Pour la dernière matinée, nous nous rendons en voiture sur la côte au Sud de Calvi, d'où nous cherchons à la jumelle et la lunette deux oiseaux phare, le balbuzard pêcheur et le monticole bleu. Dimitri aperçoit soudain un oiseau qui arrive du large et reconnaît la silhouette du balbuzard, qui se pose loin de nous sur un piton rocheux à flanc de falaise. Il est difficile à repérer, même à la lunette, bien qu'il ne bouge absolument pas. A faible hauteur, un grand nid est inoccupé. Beaucoup plus près, au-dessous de nous sur un escarpement qui surplombe la mer, un monticole bleu se pose, s'envole en paradant, se repose et poursuit son manège un bon moment. Une femelle, qui n'est pas bleu roi comme lui mais brune, s'affaire, de la nourriture dans le bec. Une fauvette sarde survole la végétation basse. Nous partons pour l'Ile Rousse où nous avons le temps de prendre un dernier bain de mer dans l'eau toujours aussi calme et transparente avant de repartir par le ferry de l'après-midi. Sitôt embarqués, nous nous postons sur une coursive extérieure, les jumelles à portée, et commençons à guetter la surface de la mer.

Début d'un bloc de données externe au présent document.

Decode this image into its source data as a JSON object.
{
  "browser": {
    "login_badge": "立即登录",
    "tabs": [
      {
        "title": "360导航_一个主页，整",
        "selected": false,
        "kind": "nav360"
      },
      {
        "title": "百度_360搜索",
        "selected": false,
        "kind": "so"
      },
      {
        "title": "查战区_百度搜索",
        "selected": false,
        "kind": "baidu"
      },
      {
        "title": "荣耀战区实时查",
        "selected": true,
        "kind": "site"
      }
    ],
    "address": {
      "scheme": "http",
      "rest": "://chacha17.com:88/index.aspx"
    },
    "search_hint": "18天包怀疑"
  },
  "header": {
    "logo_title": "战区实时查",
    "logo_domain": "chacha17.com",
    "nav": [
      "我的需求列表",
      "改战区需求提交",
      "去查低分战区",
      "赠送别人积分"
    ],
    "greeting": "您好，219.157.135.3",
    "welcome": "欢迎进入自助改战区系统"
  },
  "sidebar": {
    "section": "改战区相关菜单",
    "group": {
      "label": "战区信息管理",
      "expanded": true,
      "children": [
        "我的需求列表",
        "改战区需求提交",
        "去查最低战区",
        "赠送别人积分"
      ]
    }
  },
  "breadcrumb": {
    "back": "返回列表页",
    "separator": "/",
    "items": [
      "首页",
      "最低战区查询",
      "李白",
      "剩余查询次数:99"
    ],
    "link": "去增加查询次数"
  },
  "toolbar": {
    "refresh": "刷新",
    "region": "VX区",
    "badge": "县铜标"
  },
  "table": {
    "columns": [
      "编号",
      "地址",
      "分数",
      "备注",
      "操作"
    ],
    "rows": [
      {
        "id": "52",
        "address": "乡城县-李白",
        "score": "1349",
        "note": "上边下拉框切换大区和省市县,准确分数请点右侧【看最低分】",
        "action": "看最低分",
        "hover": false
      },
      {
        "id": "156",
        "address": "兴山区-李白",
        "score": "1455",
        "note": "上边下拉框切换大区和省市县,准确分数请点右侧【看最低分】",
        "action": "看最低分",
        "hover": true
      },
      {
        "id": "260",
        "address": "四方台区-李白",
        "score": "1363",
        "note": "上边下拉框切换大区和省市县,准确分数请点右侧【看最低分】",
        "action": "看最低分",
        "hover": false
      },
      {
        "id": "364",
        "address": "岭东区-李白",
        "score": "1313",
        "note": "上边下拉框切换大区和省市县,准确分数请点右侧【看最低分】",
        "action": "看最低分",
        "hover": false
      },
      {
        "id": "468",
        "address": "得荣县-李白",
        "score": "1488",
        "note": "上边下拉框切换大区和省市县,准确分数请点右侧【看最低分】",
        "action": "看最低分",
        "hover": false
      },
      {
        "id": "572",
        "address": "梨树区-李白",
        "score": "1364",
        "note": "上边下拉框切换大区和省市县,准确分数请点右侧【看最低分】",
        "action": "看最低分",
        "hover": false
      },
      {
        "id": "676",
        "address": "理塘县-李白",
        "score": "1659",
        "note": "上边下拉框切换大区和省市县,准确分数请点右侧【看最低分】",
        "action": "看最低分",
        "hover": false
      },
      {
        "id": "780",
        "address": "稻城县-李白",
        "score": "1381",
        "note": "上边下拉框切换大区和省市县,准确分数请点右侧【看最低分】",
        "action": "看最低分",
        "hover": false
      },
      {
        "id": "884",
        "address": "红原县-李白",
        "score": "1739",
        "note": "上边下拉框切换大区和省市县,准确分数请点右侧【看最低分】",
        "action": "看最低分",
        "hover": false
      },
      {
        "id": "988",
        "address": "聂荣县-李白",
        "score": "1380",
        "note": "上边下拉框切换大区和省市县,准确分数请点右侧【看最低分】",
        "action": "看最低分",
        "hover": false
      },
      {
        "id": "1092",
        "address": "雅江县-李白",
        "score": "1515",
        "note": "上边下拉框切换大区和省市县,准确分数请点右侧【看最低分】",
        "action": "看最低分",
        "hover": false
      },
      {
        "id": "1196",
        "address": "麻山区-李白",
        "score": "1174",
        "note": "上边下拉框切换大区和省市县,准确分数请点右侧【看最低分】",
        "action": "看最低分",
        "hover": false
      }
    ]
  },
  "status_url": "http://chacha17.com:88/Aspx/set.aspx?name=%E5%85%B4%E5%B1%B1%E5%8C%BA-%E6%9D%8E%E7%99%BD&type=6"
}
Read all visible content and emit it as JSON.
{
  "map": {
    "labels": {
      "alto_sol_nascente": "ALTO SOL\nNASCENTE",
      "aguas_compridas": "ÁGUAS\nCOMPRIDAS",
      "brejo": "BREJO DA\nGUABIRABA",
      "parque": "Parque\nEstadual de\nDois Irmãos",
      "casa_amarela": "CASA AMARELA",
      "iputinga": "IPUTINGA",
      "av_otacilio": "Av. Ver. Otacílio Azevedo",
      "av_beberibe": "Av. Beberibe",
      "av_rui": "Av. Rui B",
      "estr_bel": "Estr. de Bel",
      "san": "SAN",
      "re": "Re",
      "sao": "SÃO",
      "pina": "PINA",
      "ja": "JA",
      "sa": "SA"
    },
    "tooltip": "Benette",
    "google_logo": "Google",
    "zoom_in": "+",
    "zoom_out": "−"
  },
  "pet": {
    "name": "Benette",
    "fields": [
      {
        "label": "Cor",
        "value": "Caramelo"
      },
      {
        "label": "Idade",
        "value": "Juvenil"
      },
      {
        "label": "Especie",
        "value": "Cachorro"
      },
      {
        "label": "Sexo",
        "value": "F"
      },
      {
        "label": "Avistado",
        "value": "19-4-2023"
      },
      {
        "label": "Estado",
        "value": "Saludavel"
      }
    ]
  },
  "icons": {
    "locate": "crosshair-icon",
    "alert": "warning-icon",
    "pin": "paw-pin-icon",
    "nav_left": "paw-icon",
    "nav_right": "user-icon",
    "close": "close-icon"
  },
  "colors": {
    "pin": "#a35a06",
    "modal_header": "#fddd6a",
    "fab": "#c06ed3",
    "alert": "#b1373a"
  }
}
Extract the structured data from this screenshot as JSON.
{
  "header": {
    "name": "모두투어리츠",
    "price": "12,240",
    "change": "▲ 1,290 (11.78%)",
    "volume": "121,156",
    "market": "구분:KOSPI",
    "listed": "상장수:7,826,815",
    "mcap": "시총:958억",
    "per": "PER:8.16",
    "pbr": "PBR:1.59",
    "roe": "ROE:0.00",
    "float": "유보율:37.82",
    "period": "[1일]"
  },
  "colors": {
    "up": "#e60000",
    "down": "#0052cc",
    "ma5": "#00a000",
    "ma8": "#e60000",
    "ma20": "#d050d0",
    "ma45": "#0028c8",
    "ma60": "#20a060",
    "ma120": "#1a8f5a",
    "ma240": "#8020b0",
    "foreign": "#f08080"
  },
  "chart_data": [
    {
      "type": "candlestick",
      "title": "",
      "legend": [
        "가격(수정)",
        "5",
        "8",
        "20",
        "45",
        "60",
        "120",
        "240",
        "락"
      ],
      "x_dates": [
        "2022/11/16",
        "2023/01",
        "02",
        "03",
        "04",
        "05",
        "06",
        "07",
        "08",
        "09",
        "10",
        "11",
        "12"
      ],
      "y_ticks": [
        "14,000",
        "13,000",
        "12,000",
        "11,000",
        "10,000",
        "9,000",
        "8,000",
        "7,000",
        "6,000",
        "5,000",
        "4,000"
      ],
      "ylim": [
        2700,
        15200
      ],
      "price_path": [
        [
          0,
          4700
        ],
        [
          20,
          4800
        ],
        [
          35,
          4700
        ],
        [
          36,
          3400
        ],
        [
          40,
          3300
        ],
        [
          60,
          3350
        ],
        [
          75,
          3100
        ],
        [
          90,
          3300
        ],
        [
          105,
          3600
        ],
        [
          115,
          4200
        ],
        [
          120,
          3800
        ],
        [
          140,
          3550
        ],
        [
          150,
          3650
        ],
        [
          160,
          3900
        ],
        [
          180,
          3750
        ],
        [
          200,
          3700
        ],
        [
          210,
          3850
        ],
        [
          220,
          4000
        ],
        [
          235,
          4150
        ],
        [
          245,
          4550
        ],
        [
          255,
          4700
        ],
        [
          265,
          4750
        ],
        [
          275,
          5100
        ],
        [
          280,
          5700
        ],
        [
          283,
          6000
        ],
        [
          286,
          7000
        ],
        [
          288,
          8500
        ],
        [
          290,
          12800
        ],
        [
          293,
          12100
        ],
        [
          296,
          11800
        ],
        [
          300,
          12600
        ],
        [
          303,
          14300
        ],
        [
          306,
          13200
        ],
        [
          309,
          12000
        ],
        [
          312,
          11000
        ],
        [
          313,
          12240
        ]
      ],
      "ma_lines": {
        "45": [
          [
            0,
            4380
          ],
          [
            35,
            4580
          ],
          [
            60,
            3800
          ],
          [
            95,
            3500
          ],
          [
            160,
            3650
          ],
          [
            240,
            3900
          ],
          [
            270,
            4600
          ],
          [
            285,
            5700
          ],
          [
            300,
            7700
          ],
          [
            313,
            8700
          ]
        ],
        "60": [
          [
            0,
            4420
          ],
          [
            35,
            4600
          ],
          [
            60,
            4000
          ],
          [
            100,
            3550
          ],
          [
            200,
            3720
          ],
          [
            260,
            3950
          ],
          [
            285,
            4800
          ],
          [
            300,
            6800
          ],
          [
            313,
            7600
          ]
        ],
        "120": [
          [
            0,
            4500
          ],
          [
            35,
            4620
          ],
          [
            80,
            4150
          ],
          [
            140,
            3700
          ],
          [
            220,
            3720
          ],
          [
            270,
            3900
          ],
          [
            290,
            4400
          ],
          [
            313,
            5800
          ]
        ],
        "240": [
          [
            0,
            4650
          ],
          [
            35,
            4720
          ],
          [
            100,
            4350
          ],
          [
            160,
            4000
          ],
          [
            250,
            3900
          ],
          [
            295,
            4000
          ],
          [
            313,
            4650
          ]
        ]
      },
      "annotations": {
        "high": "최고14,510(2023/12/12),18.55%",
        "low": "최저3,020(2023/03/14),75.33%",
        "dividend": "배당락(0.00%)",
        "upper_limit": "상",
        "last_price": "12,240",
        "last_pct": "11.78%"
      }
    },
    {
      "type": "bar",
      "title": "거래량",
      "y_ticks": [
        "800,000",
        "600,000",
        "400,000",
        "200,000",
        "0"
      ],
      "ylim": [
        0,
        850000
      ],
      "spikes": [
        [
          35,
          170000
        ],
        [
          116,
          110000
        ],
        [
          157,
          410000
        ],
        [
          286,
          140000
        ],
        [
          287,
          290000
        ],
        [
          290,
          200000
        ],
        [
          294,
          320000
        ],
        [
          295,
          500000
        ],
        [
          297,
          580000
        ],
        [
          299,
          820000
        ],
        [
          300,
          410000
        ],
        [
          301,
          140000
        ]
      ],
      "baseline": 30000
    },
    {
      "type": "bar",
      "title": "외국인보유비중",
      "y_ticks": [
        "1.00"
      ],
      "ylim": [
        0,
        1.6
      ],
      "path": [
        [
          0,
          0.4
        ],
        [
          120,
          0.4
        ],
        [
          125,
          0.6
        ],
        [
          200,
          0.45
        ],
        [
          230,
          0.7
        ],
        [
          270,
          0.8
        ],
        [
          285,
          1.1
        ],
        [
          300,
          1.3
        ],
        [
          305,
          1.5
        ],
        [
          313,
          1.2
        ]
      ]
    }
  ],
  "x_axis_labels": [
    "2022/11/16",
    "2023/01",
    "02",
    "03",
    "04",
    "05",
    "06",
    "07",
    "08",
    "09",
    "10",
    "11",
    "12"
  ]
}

Nous avons à peine quitté le port qu'un groupe d'ailerons attire notre attention : des dauphins ? Non, des poissons-lune ! Aussi appelés môles, ils ressemblent à des têtes de poisson sans queue. C'est la forme de leur nageoire caudale qui leur donne leur allure si particulière. Parmi les poissons les plus lourds, ils peuvent atteindre une tonne. Nous en verrons le long du bateau à plusieurs reprises, et nous avons d'abord cru qu'un animal avait été sectionné en deux, tant il était bizarre. Puis nous nous sommes aperçus que la grosse nageoire qui dépassait de l'eau allait de droite et de gauche, comme une voile qui a de la gîte et se gonfle alternativement d'un côté puis de l'autre, mais une voile avec un mât caoutchouteux, mou et souple... Une partie du corps arrondi se voyait par transparence dans l'eau, mais il était difficile de se faire une idée de la forme de son corps, d'autant que notre bateau passait très vite, nous donnant l'impression que nous rejetions le poisson vers l'arrière, alors que c'était nous qui allions de l'avant. - Photo : Une môle ou poisson-lune. Couple de milans royaux. -

Plus tard, nous apercevons le souffle d'un rorqual commun et un aileron à l'arrière d'une longue portion de dos, mais c'est une vision lointaine et plutôt fugitive, toujours parce que notre bateau est rapide. Je ne suis pas sûre qu'il ait plongé sitôt respiré, peut-être est-il resté quelques minutes en surface. Dimitri nous explique qu'il y en a 3 à 4 000 en Méditerranée. C'est une baleine engouffreuse : le rorqual s'alimente en ouvrant ses mâchoires tout en nageant à bonne vitesse (11 kilomètres par heure) et engloutit jusqu'à 70 mètres cubes d'eau. Il ferme alors ses mâchoires et rejette l'eau à travers ses fanons de petite taille. Chaque filtrage peu apporter près de 10 kilogrammes de nourriture (petits poissons, calmars, crustacés et krill), et chaque rorqual commun peut absorber jusqu'à 1 800 kilogrammes par jour. On a observé des rorquals communs entourer des bancs de poissons de façon à les rendre plus compacts et ensuite les engloutir.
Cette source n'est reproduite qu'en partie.